Larissa também tem sintomas de azia e acredita que seu problema de saúde está ligado aos hábitos. “No meu caso, tem relação com a alimentação, porque sempre me alimentei mal, nunca fui regrada nem comia nada saudável. Fumo há um ano, mas já diminuí bastante, é mais nos fins de semana.”
Agora, está tentando ter uma nova rotina e também perder peso, outro fator que contribui para reduzir os sintomas do refluxo. “Perdi 24 quilos e ainda quero perder mais oito. Mudei a minha alimentação, comecei a comer mais frutas e estou tentando diminuir as frituras, que era algo que eu comia quatro, cinco vezes por semana.”
Alimentos fritos ou gordurosos e refrigerantes lideram entre os produtos que desencadeiam os sintomas de má digestão. De acordo com Quilici, os hábitos justificam as diferenças regionais, considerando que o Nordeste lidera as queixas. “Sem dúvida, tem o clima. Sabe-se do hábito das pessoas que vivem na região equatorial de comer e descansar para fazer a digestão. Além disso, tem uma comida pesada, condimentada, com alimentos mais secos, como a farinha.”
Ele afirma que, com os dados divididos por região, será possível oferecer um atendimento mais específico aos pacientes. “Essa pesquisa trouxe para a gente base científica. A federação tem uma sociedade em cada Estado. Poderemos fazer um trabalho regionalizado, porque falamos em uma situação econômica diferente e um clima diferente em cada região.”
Tratamento
Uma alteração na voz começou a incomodar o economista e professor aposentado Frederico Mazzucchelli, de 71 anos, há cinco anos. Como sempre usou muito a voz, dando aulas e cantando em uma banda de rock e samba, acreditou que seu problema poderia ser resolvido por um otorrinolaringologista. “Nunca tratei adequadamente. Fazia exames nas cordas vocais e aparecia uma irritação. No último mês, piorou. Fiz quatro exames no otorrino e fui no gastro. Ele falou que isso era consequência do refluxo e tinha de atacar o problema pela raiz.”

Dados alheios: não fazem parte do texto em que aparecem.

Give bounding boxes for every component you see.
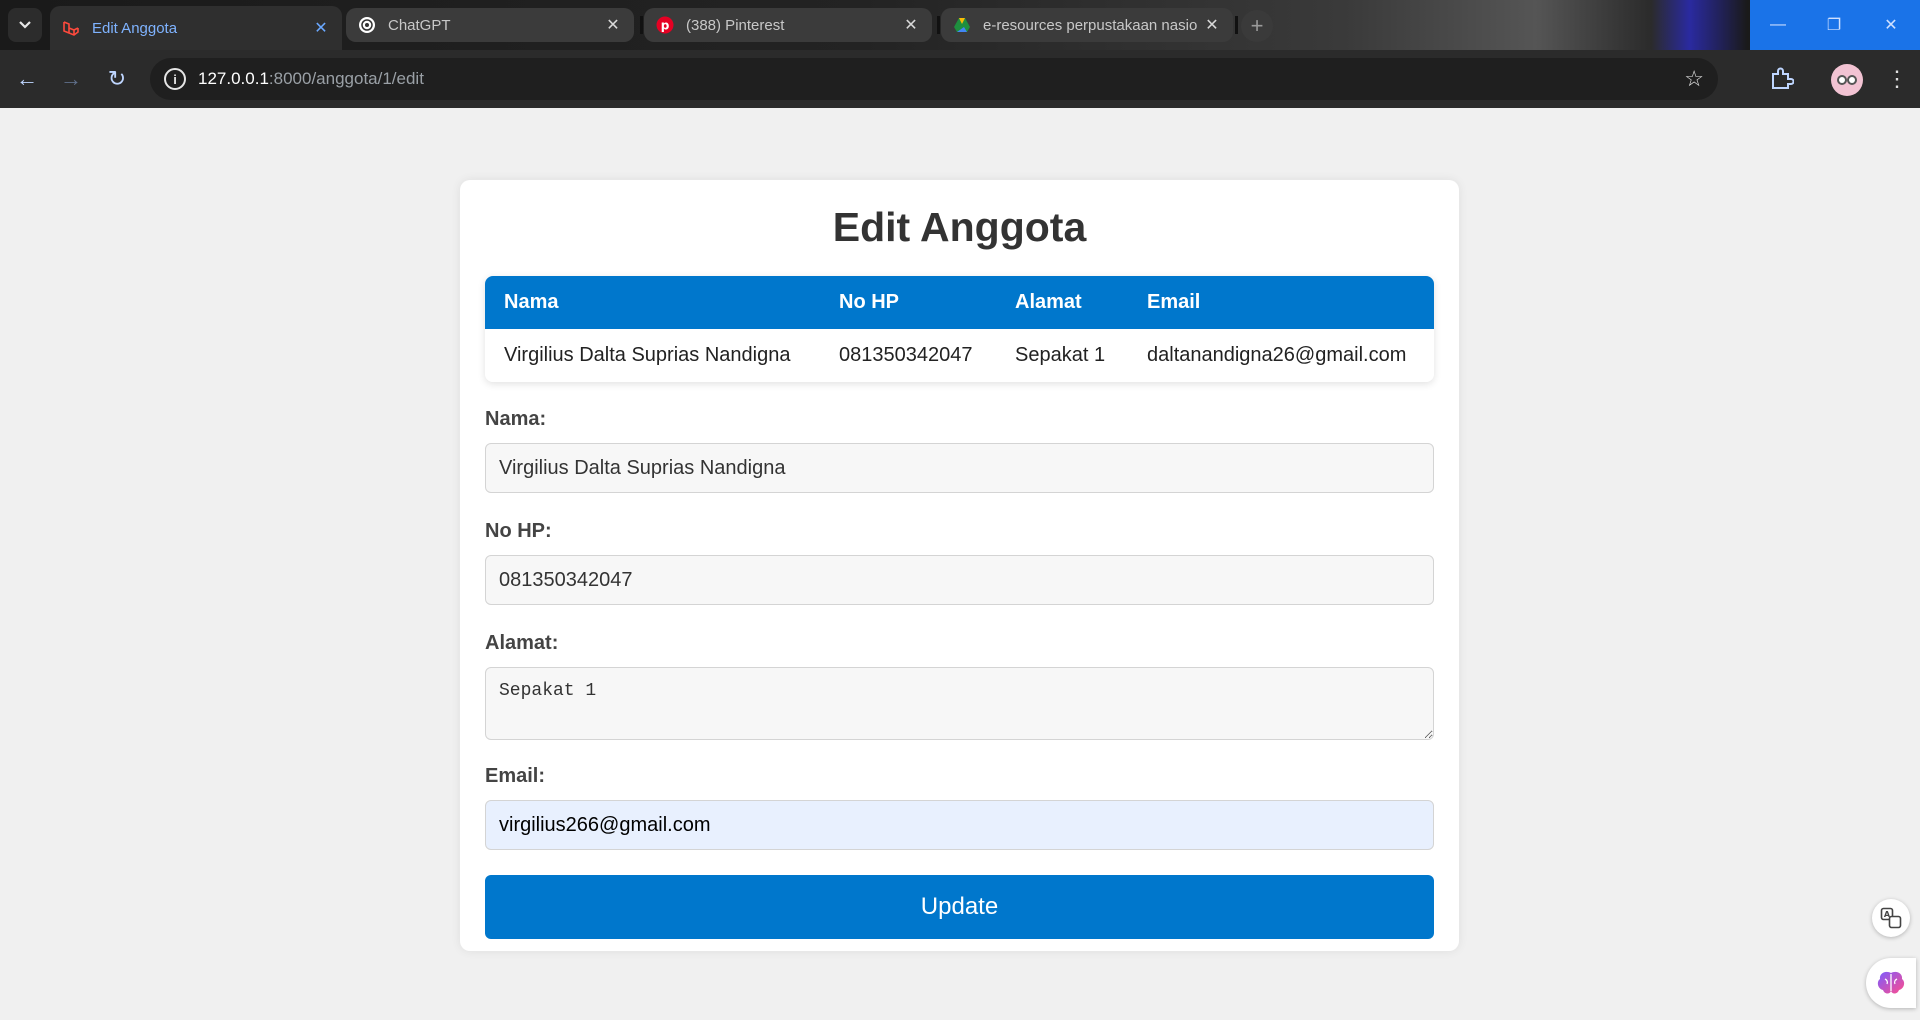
reload-icon: ↻: [107, 66, 127, 91]
alamat-textarea[interactable]: Sepakat 1: [485, 667, 1434, 740]
avatar-image-icon: [1837, 75, 1857, 85]
nama-label: Nama:: [485, 408, 547, 430]
tab-pinterest[interactable]: p (388) Pinterest ✕: [644, 8, 932, 42]
tab-edit-anggota[interactable]: Edit Anggota ✕: [50, 6, 342, 50]
column-header-alamat: Alamat: [996, 276, 1128, 329]
nama-input[interactable]: [485, 443, 1434, 493]
browser-menu-button[interactable]: ⋮: [1886, 62, 1908, 96]
tab-separator: [937, 16, 940, 34]
close-tab-icon[interactable]: ✕: [312, 18, 330, 38]
minimize-button[interactable]: —: [1750, 0, 1806, 50]
no-hp-label: No HP:: [485, 520, 552, 542]
more-vertical-icon: ⋮: [1886, 66, 1908, 91]
column-header-email: Email: [1128, 276, 1434, 329]
brain-icon: [1877, 971, 1905, 994]
email-label: Email:: [485, 765, 546, 787]
alamat-label: Alamat:: [485, 632, 559, 654]
close-tab-icon[interactable]: ✕: [1203, 15, 1221, 35]
chevron-down-icon: [19, 21, 31, 29]
tab-strip: Edit Anggota ✕ ChatGPT ✕ p (388) Pintere…: [0, 0, 1920, 50]
column-header-nama: Nama: [485, 276, 820, 329]
forward-button[interactable]: →: [56, 64, 86, 94]
cell-email: daltanandigna26@gmail.com: [1128, 329, 1434, 382]
back-button[interactable]: ←: [12, 64, 42, 94]
tab-separator: [640, 16, 643, 34]
new-tab-button[interactable]: +: [1241, 10, 1273, 42]
profile-avatar[interactable]: [1831, 64, 1863, 96]
site-info-icon[interactable]: i: [164, 68, 186, 90]
tab-search-button[interactable]: [8, 8, 42, 42]
tab-separator: [1235, 16, 1238, 34]
translate-button[interactable]: A: [1872, 899, 1910, 937]
google-drive-icon: [954, 18, 970, 32]
plus-icon: +: [1250, 13, 1264, 38]
tab-title: e-resources perpustakaan nasio: [983, 16, 1198, 34]
close-tab-icon[interactable]: ✕: [902, 15, 920, 35]
tab-title: ChatGPT: [388, 16, 451, 34]
cell-nama: Virgilius Dalta Suprias Nandigna: [485, 329, 820, 382]
translate-icon: A: [1880, 907, 1902, 929]
address-bar[interactable]: i 127.0.0.1 :8000/anggota/1/edit ☆: [150, 58, 1718, 100]
page-title: Edit Anggota: [832, 204, 1087, 250]
restore-icon: ❐: [1826, 17, 1842, 34]
table-header-row: Nama No HP Alamat Email: [485, 276, 1434, 329]
arrow-left-icon: ←: [16, 66, 38, 91]
extensions-puzzle-icon[interactable]: [1768, 66, 1794, 92]
member-table: Nama No HP Alamat Email Virgilius Dalta …: [485, 276, 1434, 382]
tab-title: (388) Pinterest: [686, 16, 785, 34]
cell-alamat: Sepakat 1: [996, 329, 1128, 382]
tab-e-resources[interactable]: e-resources perpustakaan nasio ✕: [941, 8, 1233, 42]
minimize-icon: —: [1770, 16, 1786, 33]
arrow-right-icon: →: [60, 66, 82, 91]
table-row: Virgilius Dalta Suprias Nandigna 0813503…: [485, 329, 1434, 382]
column-header-no-hp: No HP: [820, 276, 996, 329]
ai-assistant-button[interactable]: [1866, 958, 1916, 1008]
cell-no-hp: 081350342047: [820, 329, 996, 382]
restore-button[interactable]: ❐: [1806, 0, 1862, 50]
url-path: :8000/anggota/1/edit: [268, 69, 424, 88]
pinterest-icon: p: [656, 16, 674, 34]
email-input[interactable]: [485, 800, 1434, 850]
update-button[interactable]: Update: [485, 875, 1434, 939]
no-hp-input[interactable]: [485, 555, 1434, 605]
browser-toolbar: ← → ↻ i 127.0.0.1 :8000/anggota/1/edit ☆: [0, 50, 1920, 108]
tab-chatgpt[interactable]: ChatGPT ✕: [346, 8, 634, 42]
reload-button[interactable]: ↻: [102, 64, 132, 94]
close-window-button[interactable]: ✕: [1862, 0, 1920, 50]
url-host: 127.0.0.1: [198, 69, 269, 88]
svg-text:A: A: [1884, 910, 1891, 919]
edit-form-card: Edit Anggota Nama No HP Alamat Email Vir…: [460, 180, 1459, 951]
chatgpt-icon: [359, 17, 375, 33]
close-icon: ✕: [1884, 17, 1898, 34]
close-tab-icon[interactable]: ✕: [604, 15, 622, 35]
laravel-icon: [63, 21, 79, 36]
svg-text:p: p: [661, 19, 670, 33]
tab-title: Edit Anggota: [92, 19, 178, 37]
bookmark-star-icon[interactable]: ☆: [1684, 66, 1704, 92]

Ele conta que não tem os sintomas clássicos, como a sensação de que o conteúdo do estômago está voltando, e nunca imaginou que poderia ter refluxo. “Para mim, é só na voz que tem as manifestações. Mas é chato, desagradável. Tenho ensaiado, mas não tenho cantado. Isso me causa frustração. Espero que melhore, porque achava a minha voz o máximo.”